Volumetric quantification of choroid and Haller's sublayer using OCT scans: An accurate and unified approach based on stratified smoothing.

Résumé

BACKGROUND AND OBJECTIVE: The choroid, a dense vascular structure in the posterior segment of the eye, maintains the health of the retina by supplying oxygen and nutrients, and assumes clinical significance in screening ocular diseases including age-related macular degeneration (AMD) and central serous chorioretinopathy (CSCR). As a technological assist, algorithmic estimation of choroidal biomarkers has been suggested based on sectional (B-scan) optical coherence tomography (OCT) images. However, most such 2D estimation techniques are compute-intensive, yet enjoy limited accuracy and have only been validated on OCT image datasets of healthy eyes. Not surprisingly, fine-scale analyses, including those involving Haller's sublayer, remain relatively rare and unsophisticated. Against this backdrop, we propose an efficient algorithm to quantify desired biomarkers with improved accuracy based on volume OCT scans. Specifically, we attempted an accurate, computationally light volumetric segmentation method involving stratified smoothing to detect choroid and Haller's sublayer.
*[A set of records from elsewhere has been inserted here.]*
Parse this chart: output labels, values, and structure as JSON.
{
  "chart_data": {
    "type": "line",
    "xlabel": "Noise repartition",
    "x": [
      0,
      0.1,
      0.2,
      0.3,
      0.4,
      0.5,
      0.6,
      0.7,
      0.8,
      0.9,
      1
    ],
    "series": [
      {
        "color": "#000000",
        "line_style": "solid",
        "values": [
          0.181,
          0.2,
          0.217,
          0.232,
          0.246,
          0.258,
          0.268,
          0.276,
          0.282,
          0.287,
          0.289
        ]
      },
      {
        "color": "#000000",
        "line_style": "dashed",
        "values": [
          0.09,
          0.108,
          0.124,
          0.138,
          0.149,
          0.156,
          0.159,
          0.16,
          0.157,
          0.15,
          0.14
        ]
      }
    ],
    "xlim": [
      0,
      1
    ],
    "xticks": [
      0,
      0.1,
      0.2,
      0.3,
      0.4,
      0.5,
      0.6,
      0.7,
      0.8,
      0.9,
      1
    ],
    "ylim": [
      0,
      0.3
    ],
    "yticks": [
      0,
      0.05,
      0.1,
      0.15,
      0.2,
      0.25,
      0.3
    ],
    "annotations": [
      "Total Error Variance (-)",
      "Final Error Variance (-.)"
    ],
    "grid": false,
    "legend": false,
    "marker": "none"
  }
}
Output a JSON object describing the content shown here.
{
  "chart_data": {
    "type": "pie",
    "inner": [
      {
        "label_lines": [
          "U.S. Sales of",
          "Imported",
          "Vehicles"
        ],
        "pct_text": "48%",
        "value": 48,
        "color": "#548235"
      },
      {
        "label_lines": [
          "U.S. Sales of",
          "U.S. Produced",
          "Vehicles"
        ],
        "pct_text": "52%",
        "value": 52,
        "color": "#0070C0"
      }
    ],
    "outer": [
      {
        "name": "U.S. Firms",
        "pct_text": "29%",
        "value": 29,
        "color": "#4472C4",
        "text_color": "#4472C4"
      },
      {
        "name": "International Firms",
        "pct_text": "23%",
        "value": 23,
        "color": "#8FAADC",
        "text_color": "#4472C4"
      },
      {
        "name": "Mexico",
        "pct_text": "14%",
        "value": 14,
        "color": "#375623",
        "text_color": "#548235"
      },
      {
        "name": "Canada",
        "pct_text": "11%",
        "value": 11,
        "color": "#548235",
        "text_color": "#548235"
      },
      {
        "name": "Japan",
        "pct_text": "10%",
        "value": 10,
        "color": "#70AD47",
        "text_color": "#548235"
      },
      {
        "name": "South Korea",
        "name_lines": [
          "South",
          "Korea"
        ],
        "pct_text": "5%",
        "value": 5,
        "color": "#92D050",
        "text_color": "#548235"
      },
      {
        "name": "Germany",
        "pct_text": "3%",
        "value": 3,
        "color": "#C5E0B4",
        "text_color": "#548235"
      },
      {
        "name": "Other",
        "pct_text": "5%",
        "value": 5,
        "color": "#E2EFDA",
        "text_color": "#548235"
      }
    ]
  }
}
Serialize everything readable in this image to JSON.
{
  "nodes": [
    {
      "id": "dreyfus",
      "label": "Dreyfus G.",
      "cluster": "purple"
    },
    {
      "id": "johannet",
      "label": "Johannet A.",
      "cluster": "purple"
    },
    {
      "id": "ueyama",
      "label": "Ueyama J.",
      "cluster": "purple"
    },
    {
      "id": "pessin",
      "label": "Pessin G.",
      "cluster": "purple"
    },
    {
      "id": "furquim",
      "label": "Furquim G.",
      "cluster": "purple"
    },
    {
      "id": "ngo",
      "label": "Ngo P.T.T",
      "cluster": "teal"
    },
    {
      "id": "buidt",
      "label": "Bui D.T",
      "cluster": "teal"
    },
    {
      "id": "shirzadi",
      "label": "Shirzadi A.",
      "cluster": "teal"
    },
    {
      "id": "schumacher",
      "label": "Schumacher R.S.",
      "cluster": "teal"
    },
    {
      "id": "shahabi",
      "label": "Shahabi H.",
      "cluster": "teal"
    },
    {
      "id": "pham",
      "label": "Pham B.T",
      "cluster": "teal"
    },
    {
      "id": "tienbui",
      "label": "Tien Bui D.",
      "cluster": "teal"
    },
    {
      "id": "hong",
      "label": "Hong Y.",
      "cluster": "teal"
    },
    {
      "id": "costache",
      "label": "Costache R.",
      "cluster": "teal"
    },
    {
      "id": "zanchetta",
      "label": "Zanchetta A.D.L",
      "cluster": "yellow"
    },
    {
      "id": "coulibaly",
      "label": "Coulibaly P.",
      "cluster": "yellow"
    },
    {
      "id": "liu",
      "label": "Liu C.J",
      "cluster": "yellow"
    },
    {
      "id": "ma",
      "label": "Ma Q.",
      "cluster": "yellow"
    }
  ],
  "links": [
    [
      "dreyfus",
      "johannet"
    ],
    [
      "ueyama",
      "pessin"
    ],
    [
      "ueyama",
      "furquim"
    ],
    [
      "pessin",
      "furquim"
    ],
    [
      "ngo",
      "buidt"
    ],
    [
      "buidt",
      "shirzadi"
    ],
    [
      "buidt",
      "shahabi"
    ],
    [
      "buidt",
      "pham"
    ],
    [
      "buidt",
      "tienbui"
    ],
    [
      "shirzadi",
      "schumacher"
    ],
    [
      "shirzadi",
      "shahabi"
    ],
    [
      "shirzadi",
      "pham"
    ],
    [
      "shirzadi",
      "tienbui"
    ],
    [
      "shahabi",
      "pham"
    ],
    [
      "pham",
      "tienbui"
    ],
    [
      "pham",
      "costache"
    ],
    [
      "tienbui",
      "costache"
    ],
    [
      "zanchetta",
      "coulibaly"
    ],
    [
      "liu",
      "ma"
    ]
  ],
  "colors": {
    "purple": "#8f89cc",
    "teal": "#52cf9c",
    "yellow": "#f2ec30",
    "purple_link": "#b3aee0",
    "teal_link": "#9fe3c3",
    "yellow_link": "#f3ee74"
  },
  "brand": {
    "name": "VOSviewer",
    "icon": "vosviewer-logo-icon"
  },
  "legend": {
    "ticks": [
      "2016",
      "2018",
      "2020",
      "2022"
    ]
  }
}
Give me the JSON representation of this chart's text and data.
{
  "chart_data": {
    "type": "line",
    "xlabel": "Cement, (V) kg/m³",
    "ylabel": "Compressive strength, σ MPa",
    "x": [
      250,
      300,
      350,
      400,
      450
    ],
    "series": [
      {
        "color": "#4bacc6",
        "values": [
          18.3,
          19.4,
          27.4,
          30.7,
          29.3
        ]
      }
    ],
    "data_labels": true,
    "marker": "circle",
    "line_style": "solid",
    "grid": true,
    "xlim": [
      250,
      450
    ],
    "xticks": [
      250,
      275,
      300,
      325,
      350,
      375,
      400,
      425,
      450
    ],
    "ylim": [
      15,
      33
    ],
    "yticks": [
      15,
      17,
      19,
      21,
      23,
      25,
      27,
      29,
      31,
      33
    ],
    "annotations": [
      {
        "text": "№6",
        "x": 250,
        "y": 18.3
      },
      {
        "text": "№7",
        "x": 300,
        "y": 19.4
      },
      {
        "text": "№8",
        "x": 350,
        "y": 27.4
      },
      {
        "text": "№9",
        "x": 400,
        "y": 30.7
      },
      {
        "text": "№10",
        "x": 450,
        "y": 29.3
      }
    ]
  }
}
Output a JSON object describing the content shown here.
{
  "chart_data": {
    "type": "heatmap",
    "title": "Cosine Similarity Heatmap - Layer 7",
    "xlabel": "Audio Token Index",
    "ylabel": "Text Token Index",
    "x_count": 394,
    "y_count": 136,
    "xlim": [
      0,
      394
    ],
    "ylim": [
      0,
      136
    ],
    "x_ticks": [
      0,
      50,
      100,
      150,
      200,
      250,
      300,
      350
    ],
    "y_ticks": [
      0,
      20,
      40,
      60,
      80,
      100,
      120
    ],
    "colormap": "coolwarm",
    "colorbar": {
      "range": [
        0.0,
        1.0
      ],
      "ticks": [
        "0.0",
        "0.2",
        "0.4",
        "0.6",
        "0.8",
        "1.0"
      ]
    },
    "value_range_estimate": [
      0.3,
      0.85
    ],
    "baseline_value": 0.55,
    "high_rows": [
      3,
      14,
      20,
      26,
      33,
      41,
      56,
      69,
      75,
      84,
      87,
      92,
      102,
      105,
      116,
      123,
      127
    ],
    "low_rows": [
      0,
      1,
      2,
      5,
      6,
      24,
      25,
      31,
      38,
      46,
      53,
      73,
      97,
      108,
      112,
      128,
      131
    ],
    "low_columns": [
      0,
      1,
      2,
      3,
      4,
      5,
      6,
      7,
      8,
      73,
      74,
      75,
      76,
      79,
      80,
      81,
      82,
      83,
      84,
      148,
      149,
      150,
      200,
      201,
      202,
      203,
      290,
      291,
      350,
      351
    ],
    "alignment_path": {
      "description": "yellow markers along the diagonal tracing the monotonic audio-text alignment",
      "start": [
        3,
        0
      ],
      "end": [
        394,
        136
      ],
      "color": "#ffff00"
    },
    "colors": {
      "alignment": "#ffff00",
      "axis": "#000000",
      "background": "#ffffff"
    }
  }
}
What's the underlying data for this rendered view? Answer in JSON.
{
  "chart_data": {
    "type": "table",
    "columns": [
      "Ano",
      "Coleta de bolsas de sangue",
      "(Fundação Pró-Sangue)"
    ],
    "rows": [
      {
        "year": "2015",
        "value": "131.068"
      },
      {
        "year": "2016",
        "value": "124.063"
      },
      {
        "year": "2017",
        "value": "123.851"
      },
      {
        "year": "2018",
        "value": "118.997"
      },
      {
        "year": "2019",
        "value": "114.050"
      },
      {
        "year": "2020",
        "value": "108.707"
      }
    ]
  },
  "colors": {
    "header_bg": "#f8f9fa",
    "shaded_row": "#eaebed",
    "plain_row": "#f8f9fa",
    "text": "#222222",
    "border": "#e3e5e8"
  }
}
METHODS: For detecting the various boundaries of the choroid and the Haller's sublayer, we propose a common volumetric method that performs suitable exponential enhancement and maintains smooth spatial continuity across 2D B-scans. Further, we achieve suitable volumetric smoothing by primarily deploying light-duty linear regression, and sparingly using compute-intensive tensor voting, and hence significantly reduce overall complexity. The proposed methodology is tested on five health and five diseased OCT volumes considering various metrics including volumetric Dice coefficient and corresponding quotient measures to facilitate comparison vis-à-vis intra-observer repeatability.

RESULTS: On five healthy and five diseased OCT volumes, respectively, the proposed method for choroid segmentation recorded volumetric Dice coefficients of 93.53 % and 93.30 %, which closely approximate the respective reference observer repeatability values of 95.60 % and 95.49 %. In terms of related quotient measures, our method achieved more than 50 % improvement over a recently reported method. In detecting Haller's sublayer as well, our algorithm records statistical performance closely matching that of reference manual method.

CONCLUSION: Advancing the state-of-the-art, the proposed volumetric segmentation, tested on both healthy and diseased datasets, demonstrated close match with the manual reference. Our method assumes significance in accurate screening of chorioretinal diseases including AMD, CSCR and pachychoroid. Further, it enables generating accurate training data for developing deep learning models for improved detection of choroid and Haller's sublayer.